2025年1月に被告発人全員が水戸地方検察庁に書類送検されましたが、3月、検察は「嫌疑不十分」として不起訴の決定を下しました。そのため、4月に告発人である4団体は、代理人弁護士とともに主任検事と面会し、嫌疑不十分との判断に至った理由の説明を求めました。
説明の要点は以下の通りです。
- 動物愛護法第44条第2項において、「愛護動物に対し、みだりに、その身体に外傷が生ずるおそれのある暴行を加え」ることが禁じられている。「みだりに」かどうかの見地からも検討し、さらに、「外傷を生ずるおそれがある」かどうかも考えた。犬猫とは異なり、大型動物である牛であるため、この条項に該当する暴行と判断できなかった。
- 排せつ物の堆積については、犬猫であったら部屋の中に糞がたまっていたら違反と考えられるが、畜産動物の飼育施設においては、排せつのたびに処理するわけではないので、畜産センターの状況が必ずしも堆積にあたるとは言えないと考えた。
- 県外の獣医学と畜産の専門家にも意見を仰いだ。
- アニマルウェルフェアの観点からは、畜産センターの扱いは好ましくない点がある、問題があると感じるが、あくまで法に反するかどうか(構成要件にあたるかどうか)で判断することになる。

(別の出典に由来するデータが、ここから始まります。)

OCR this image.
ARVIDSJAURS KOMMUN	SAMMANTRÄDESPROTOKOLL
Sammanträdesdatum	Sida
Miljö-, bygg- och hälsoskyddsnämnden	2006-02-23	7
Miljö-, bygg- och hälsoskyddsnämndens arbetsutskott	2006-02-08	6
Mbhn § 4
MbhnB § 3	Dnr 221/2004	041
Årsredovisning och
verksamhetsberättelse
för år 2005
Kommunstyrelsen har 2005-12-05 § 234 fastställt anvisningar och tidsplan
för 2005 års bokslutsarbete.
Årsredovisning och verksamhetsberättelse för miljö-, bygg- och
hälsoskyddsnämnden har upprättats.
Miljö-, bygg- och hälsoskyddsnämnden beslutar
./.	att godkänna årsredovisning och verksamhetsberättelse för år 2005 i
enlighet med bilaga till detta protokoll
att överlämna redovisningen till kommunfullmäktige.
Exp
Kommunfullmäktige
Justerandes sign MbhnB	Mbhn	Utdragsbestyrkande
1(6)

しかし、治療中の負傷している足を金属製のスコップで繰り返し突くなどの暴行は、十分に外傷や怪我の悪化のおそれはあると考えます。そして、排泄物については、運動場では牛の蹄がすっぽりと埋まるほどの厚さで汚泥化しており、あれが「堆積」でないはずはありません。動物愛護法においては、犬猫も牛も「愛護動物」として虐待の条項が適用されているわけであり、大型動物、畜産動物であることを理由に適用除外してもよいはずはありません。
不起訴の決定には到底納得できないことから、JAVAたち4団体は検察審査会に審査請求を行うことにいたします。